THE SEA-WOLF (1904). This novel by Jack London* (1876-1916) traces the development of the narrator, the effete literary critic Humphrey Van Weyden, through his encounter with the brutish Wolf Larsen.*

Crossing San Francisco Bay in a fog, Van Weyden’s ferry is sunk, and he is picked up by Wolf’s sealing schooner Ghost. Wolf determines to keep “Hump” on his crew to make a man of him. Life at sea is a Darwinian struggle in which Hump’s idealistic values are put to the test. Of those on board, Wolf is the fittest, London’s version of Nietzsche’s superman, for he possesses amazing physical prowess as well as a developing intellectual knowledge, both of which buttress his materalist outlook. Hump has risen to become first mate when the Ghost picks up Maud Brewster, a shipwrecked poetess with whom Hump immediately feels an affinity that blossoms into love. Threatened by Wolf, Hump and Maud set out in a small boat and land on an island, where they eventually reencounter Wolf, ravaged apparently by a brain tumor, and they finally overcome him. They declare their mutual love and are rescued.

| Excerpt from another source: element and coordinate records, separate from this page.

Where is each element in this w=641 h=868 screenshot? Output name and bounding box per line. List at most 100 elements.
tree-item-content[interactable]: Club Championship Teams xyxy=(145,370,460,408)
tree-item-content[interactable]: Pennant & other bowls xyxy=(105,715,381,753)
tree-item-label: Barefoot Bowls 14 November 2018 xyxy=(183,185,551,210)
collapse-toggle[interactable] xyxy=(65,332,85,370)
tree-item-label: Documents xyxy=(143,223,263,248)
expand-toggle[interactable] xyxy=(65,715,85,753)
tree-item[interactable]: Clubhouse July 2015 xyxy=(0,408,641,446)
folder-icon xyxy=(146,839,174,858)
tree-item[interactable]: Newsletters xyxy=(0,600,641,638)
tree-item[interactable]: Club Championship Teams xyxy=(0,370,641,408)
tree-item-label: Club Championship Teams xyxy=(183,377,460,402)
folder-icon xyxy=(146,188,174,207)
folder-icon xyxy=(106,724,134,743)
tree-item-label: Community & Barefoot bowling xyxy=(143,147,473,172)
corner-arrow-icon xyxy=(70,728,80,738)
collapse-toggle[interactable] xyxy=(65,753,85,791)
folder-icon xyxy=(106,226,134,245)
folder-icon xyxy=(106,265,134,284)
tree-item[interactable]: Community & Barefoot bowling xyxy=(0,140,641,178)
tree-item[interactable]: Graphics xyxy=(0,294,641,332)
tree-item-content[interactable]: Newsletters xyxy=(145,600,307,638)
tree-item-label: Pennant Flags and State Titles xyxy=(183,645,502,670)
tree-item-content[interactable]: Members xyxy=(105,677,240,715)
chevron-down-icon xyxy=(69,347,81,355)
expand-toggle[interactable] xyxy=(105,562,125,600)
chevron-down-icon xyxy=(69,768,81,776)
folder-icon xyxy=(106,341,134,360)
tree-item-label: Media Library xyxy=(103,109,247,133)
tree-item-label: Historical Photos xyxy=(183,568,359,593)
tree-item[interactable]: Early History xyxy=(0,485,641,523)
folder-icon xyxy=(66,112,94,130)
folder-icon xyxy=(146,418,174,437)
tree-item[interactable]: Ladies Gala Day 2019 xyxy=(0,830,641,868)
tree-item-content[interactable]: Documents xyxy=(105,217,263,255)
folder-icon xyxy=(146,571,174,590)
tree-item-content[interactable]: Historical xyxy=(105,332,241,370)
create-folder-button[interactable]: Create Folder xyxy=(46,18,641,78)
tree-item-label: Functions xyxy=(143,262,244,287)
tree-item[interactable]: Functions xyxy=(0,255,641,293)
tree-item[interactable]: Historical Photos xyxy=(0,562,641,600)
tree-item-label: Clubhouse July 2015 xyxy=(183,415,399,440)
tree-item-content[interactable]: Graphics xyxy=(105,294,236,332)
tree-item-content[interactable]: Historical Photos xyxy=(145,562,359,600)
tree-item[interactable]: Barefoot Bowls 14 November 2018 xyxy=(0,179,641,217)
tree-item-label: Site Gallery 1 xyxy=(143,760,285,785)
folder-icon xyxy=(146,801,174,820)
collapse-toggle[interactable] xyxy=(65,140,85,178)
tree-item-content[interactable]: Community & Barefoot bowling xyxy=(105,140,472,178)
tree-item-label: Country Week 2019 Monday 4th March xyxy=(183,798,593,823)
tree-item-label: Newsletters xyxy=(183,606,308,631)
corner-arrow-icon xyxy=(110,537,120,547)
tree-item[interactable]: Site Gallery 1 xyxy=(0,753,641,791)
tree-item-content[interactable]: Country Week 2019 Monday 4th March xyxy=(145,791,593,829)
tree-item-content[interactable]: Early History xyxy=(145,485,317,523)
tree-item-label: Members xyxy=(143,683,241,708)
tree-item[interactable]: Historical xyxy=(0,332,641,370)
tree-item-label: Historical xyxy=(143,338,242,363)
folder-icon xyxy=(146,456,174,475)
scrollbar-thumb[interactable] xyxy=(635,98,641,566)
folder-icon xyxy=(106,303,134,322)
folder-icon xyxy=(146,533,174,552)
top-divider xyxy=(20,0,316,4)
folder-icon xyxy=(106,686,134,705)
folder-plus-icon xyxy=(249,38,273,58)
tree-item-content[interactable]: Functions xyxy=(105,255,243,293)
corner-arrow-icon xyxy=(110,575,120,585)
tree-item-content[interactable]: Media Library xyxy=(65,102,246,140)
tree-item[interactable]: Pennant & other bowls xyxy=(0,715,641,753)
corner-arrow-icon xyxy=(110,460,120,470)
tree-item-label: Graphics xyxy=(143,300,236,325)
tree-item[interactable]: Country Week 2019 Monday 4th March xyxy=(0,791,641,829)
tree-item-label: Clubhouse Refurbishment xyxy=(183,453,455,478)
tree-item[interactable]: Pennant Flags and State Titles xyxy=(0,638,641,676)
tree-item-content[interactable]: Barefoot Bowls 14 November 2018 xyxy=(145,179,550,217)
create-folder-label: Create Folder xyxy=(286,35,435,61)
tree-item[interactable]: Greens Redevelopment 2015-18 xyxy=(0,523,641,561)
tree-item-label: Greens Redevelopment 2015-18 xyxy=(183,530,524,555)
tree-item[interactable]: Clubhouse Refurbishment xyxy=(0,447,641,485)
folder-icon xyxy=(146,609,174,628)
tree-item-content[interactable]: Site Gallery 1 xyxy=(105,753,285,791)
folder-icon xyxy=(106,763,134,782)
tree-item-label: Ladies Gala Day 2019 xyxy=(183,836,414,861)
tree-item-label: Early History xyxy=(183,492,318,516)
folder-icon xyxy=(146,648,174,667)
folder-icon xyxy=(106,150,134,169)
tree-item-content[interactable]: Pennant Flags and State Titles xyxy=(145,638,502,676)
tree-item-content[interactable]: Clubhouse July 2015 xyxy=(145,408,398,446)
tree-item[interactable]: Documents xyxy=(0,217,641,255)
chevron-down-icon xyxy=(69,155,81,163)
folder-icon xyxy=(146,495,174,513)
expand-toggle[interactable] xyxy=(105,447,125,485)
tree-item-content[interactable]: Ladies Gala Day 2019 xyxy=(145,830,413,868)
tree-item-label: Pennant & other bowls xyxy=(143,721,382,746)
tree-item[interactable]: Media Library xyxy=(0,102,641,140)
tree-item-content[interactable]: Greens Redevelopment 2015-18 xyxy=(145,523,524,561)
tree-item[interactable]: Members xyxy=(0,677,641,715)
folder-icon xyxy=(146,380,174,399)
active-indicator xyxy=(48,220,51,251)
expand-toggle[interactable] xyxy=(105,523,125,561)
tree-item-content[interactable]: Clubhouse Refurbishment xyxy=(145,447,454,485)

This sea experience is for Hump a proving ground in his development; his values are challenged, and through the rigors of nautical life he grows into vigorous, yet still virtuous, manhood.

The novel was adapted for film several times: 1920, 1926, 1930 (with dialogue by S. N. Behrman*), 1941 (starring Edward G. Robinson), 1958 (with the title Wolf Larsen), and 1997.